After she and other experienced RFE/RL journalists were fired, the management ordered the placement of offensive sexually suggestive videos on the Kazakh Service website. The videos were subsequently removed after outraged website visitors in Kazakhstan, a largely conservative Muslim country, sent in their protests to the RFE/RL management.
Another young Kazakh journalist Nazira Darimbet was also fired after she publicly questioned RFE/RL president Steven Korn about the sacking of Russian Service reporters in Moscow and later complained about the offensive videos.
Saida Kalkulova sent us this account of her experiences with the OIG inspectors in Prague:
“I’m also disappointed by the OIG report. When I was fighting with RFE/RL managers the OIG inspectors were in the RFE/RL building in Prague to inspect the radio. I and my other colleagues personally met with the inspectors and complained about the terrible situation at the radio. But when the OIG office published its report on RFE/RL, we were surprised by its ridiculous report. I was already fired from the Kazakh Service. I wrote letters to the BBG in July, August, and September, but nobody replied to my emails except Victor Ashe. He was the only member of the BBG who actually cared about my case. At that time the majority of the Board was supporting Steven Korn. But I’m glad that at the end everything turned out against the disastrous manager.
I just wanted to share my thoughts on the OIG report on RFE/RL inspection in August. I included my thoughts in the letters sent to Victor Ashe, too. Here is the citation from my letter so that you also know about my opinion.
Now please let me briefly express my thoughts about the results of the OIG report on the inspection of RFE/RL in May-June 2012. I will refrain from saying anything on behalf of other language services, although many journalists from other services called me to express their outrage over the findings. I will only touch on issues pertaining to the Kazakh Service.
The report says ‘the OIG team received a number of complaints related to the violation of RFE/RL human resources policies.

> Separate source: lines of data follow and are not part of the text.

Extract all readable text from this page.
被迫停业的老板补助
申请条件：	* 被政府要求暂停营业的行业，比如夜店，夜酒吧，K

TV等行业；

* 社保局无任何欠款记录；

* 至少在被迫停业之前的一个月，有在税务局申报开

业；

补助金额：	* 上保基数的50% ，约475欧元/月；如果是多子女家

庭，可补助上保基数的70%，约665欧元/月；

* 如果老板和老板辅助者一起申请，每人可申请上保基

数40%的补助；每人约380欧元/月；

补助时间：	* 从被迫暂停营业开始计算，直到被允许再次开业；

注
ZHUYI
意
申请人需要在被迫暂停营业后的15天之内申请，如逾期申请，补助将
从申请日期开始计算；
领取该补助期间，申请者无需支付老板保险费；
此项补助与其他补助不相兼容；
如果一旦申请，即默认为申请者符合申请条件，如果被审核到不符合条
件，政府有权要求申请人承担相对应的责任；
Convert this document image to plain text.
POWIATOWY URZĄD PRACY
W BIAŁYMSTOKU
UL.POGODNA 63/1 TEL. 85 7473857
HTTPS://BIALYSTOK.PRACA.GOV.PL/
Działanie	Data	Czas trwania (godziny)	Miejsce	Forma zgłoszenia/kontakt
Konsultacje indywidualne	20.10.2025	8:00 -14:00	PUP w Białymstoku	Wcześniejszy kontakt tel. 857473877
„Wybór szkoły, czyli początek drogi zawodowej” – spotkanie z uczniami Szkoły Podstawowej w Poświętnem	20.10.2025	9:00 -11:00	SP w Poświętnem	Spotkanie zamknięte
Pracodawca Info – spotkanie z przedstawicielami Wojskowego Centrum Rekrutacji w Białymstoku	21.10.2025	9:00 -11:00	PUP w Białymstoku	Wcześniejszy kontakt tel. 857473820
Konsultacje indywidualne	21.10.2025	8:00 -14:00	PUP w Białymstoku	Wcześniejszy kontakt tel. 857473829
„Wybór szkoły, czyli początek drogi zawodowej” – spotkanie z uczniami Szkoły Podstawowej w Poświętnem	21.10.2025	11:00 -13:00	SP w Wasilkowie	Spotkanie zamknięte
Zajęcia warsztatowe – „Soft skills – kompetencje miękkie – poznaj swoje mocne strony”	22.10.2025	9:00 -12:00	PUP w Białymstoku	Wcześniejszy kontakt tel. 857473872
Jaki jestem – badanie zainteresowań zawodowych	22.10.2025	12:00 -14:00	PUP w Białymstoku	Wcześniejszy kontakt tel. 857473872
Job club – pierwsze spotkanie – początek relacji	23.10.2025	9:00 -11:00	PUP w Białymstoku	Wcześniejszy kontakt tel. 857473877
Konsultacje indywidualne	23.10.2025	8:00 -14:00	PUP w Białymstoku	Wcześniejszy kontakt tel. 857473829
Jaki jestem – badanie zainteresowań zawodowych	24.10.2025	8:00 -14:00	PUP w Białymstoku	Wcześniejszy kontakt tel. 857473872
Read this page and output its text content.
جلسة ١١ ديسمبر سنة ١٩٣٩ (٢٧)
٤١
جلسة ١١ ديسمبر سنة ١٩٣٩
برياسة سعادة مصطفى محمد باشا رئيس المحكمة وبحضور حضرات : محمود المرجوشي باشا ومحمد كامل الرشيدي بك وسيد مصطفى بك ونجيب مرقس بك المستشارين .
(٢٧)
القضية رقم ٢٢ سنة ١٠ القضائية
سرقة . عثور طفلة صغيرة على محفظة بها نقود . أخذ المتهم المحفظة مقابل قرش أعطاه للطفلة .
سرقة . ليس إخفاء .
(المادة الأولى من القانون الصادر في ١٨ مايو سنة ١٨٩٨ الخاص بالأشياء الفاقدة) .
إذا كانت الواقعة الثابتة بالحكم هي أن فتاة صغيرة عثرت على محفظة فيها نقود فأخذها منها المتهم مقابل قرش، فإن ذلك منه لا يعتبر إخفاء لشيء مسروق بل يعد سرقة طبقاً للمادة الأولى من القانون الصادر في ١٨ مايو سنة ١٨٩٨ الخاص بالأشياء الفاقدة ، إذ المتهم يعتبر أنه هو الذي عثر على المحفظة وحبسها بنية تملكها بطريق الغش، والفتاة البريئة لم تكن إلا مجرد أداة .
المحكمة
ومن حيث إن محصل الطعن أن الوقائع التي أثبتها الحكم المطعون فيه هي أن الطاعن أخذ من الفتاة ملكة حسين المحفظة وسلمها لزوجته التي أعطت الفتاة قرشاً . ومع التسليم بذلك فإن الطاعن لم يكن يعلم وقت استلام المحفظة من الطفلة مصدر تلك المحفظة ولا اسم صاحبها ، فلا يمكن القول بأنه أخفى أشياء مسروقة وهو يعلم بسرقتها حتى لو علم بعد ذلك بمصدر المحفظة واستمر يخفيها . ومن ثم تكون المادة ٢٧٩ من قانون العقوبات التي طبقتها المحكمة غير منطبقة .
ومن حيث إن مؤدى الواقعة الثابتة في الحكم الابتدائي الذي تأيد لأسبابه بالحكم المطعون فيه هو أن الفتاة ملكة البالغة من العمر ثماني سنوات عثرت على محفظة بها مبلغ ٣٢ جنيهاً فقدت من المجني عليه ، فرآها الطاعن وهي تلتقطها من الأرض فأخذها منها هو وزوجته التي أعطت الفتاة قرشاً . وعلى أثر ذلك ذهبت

The team found no concrete evidence to substantiate these complaints.’ I think the inspection team has failed to do its job or it is trying to ignore the countless violations of existing policies – harassment, compulsory work for another person, one and a half years of absence from work, humiliating letters at 4 am, un-targeted spending, hiring a person who was dismissed for violation of discipline and systematic editorial policy abuses. These can be proven through documents and witness accounts.
What is the purpose of the OIG inspection team whose work is so slipshod and unscrupulous? It reminds me of authoritarian countries where all sorts of commissions serve the regime. At the same time, the OIG report underlines ‘the perception, even by a few employees, that these policies are being violated and that employees are being treated inequitably contributes to low employee morale.’
It turns out that dissatisfied people are blamed for low employee morale. It means that even if there are violations by the management you should ignore all of this ugliness, keep low profile and feel yourself happy and vigorous. How absurd is this?
Just a few days before the official publication of the OIG report, during our meeting on 31 August, Vice President Dale Cohen said to me something like – Saida, why you think that everybody is wrong except you.
When I hear such a question-statement, I don’t know what to do: cry, laugh or shout from hopelessness. According to historians and documents, the same tactic was used against dissidents during the Stalin regime. They were told ‘so you think that the whole Soviet people are wrong and you are right?,’ and disturbers of tranquility were shot as enemies of the people.”